Le principal problème de cette énième retranscription à l’écran des frasques du narco-trafiquant Pablo Escobar réside dans la posture malhonnête de son point de vue faussement féminin. Dès le départ, le spectateur est guidé par la voix-off réconfortante de Virginia Vallejo, le personnage interprété par Penélope Cruz, une journaliste colombienne ayant eu une relation avec le célèbre baron de la drogue. Comme si cet Escobar de Fernando León de Aranoa était particulièrement complexe à appréhender et à comprendre, celle-ci débitera, pendant tout le film, les informations nécessaires à notre compréhension de l’intrigue, de l’action et des enjeux de ce récit pourtant sagement récité. Ce commentaire permanent, en plus d’être particulièrement agaçant et inutile, tente en fait de dissimuler le fait que, si cet Escobar part du principe de narrer la vie de Pablo par le prisme d’une de ses fugaces amantes, celle-ci finit en réalité par être expédiée de l’intrigue à la moindre occasion. Ce « regard féminin » que Escobar tente d’établir lors des premières images du film brille très vite par son absence, constat pour le moins embarrassant étant donné que le projet du film est d’adapter à l’écran l’autobiographie de Virginia Vallejo, Amando a Pablo, Odiando a Escobar.

En planquant sous le tapis le personnage de Virginia Vallejo dès que celle-ci n’a plus d’impact sur la vie du narco-trafiquant, Escobar devient le théâtre d’un contre-sens narratif qui va essayer, en vain, de gommer son imposture par la présence embarrassante de Vallejo en voix-off – histoire de faire mine que c’est bien elle qui mène la danse, ou, c’est selon, de rappeler au spectateur son existence. Pire encore, Aranoa n’arrive jamais à caractériser son personnage autrement qu’en le rattachant à son caractère érotique ou en le ramenant à sa position de dominé. Après avoir quitté Escobar, Vallejo viendra le supplier de lui donner une somme d’argent pour couvrir ses importantes dettes lors d’une scène profondément pathétique, demande que le baron feintera d’accepter en pinçant les fesses de la femme en détresse… Par là, Vallejo devient à la fois le faire-valoir narratif d’Escobar – en mettant son récit personnel au service d’un énième biopic sur le célèbre Colombien – et son faire-valoir plastique – en venant compenser par son sex-appeal débordant les grimaces hideuses et autres postiches improbables que se paye son compagnon de jeu Javier Bardem dans le rôle de Pablo.

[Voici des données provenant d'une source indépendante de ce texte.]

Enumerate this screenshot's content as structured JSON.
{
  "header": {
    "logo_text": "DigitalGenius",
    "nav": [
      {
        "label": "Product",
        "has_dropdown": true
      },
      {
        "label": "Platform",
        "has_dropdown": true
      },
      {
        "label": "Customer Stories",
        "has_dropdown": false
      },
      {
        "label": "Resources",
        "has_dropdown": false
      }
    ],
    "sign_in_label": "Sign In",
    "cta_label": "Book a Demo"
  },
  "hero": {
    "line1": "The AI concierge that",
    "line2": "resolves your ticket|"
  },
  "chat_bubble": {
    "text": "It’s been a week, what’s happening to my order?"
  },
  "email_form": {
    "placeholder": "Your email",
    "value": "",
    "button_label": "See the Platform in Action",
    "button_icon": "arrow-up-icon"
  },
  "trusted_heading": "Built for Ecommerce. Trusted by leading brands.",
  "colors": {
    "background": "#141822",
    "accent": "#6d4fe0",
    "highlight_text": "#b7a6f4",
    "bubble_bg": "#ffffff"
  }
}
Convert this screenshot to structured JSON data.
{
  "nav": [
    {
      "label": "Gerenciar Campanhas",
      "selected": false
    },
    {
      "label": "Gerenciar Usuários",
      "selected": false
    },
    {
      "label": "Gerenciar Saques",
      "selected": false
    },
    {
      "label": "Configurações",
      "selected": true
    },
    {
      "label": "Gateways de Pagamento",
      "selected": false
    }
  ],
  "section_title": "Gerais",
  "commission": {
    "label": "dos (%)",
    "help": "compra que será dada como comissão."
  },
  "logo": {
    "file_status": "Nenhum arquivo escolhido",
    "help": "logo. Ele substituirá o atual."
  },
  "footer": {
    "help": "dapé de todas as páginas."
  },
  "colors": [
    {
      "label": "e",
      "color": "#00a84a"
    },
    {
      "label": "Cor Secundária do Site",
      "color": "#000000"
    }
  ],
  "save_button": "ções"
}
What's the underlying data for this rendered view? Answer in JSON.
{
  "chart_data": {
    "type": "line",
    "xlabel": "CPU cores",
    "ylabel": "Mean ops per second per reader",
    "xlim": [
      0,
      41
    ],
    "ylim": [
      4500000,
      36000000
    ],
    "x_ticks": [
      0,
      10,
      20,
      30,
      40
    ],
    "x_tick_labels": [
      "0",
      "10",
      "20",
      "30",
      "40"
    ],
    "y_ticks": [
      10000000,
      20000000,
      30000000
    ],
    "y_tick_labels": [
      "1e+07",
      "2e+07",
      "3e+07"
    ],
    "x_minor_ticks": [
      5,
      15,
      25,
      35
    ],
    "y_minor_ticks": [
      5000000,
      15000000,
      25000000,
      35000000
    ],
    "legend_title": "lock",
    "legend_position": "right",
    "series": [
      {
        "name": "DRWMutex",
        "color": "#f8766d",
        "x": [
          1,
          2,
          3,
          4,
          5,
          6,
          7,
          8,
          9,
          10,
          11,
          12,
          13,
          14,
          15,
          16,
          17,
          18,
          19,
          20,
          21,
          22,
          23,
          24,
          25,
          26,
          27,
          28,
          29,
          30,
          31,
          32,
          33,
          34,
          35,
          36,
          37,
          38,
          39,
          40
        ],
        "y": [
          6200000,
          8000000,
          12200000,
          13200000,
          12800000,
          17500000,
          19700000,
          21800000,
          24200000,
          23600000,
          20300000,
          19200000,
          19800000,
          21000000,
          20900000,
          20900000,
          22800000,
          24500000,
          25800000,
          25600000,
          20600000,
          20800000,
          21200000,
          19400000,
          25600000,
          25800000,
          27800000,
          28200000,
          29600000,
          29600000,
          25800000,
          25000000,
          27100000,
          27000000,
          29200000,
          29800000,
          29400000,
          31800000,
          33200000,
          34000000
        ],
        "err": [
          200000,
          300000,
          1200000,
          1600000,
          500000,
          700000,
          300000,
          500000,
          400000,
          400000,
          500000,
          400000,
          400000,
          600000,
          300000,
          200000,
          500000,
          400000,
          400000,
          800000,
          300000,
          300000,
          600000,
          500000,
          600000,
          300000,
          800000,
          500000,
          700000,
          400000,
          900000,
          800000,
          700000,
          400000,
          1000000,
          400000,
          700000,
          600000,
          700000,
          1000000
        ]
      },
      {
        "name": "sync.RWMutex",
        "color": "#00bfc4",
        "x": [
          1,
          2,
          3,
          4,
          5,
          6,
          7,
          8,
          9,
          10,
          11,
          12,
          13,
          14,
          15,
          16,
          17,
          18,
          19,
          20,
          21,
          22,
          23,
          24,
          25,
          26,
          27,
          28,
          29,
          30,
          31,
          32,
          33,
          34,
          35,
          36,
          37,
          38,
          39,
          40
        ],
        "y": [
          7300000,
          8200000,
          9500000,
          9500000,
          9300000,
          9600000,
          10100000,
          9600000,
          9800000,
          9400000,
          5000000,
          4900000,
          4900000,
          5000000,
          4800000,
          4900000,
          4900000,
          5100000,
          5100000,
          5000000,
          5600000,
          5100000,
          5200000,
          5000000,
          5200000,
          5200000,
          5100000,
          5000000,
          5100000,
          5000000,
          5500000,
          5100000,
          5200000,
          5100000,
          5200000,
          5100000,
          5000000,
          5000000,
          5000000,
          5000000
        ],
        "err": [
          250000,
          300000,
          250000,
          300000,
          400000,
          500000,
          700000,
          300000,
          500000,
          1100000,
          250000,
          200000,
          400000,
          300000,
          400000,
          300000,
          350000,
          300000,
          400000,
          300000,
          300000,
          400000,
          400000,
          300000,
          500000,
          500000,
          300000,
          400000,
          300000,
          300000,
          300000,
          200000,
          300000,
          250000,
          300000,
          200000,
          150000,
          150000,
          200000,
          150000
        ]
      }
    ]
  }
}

Que reste-t-il dès lors ? Plus grand-chose évidemment. Passé les quelques scènes d’action un peu grotesques – seuls instants de plaisir du film – mettant en scène des fusillades assourdissantes où, au cours de l’une d’entre elles, un Pablo Escobar bedonnant finira par s’enfuir cul-nu dans la jungle colombienne, cet Escobar version Aranoa pâtit de son évident manque d’intérêt en récitant, une fois de plus, le succès puis la chute du célèbre trafiquant. Les sempiternelles scènes parallèles donnant à voir la traque spectaculaire d’Escobar à travers un style ronflant et faussement âpre ne sauveront rien de cet auto-sabordage en règle. Escobar n’est, au fond, qu’un pur produit tentant de surfer sur le regain d’intérêt récent pour le personnage et priant pour que le duo érotique Cruz/Bardem, au sommet de sa popularité, ramène du monde en salle.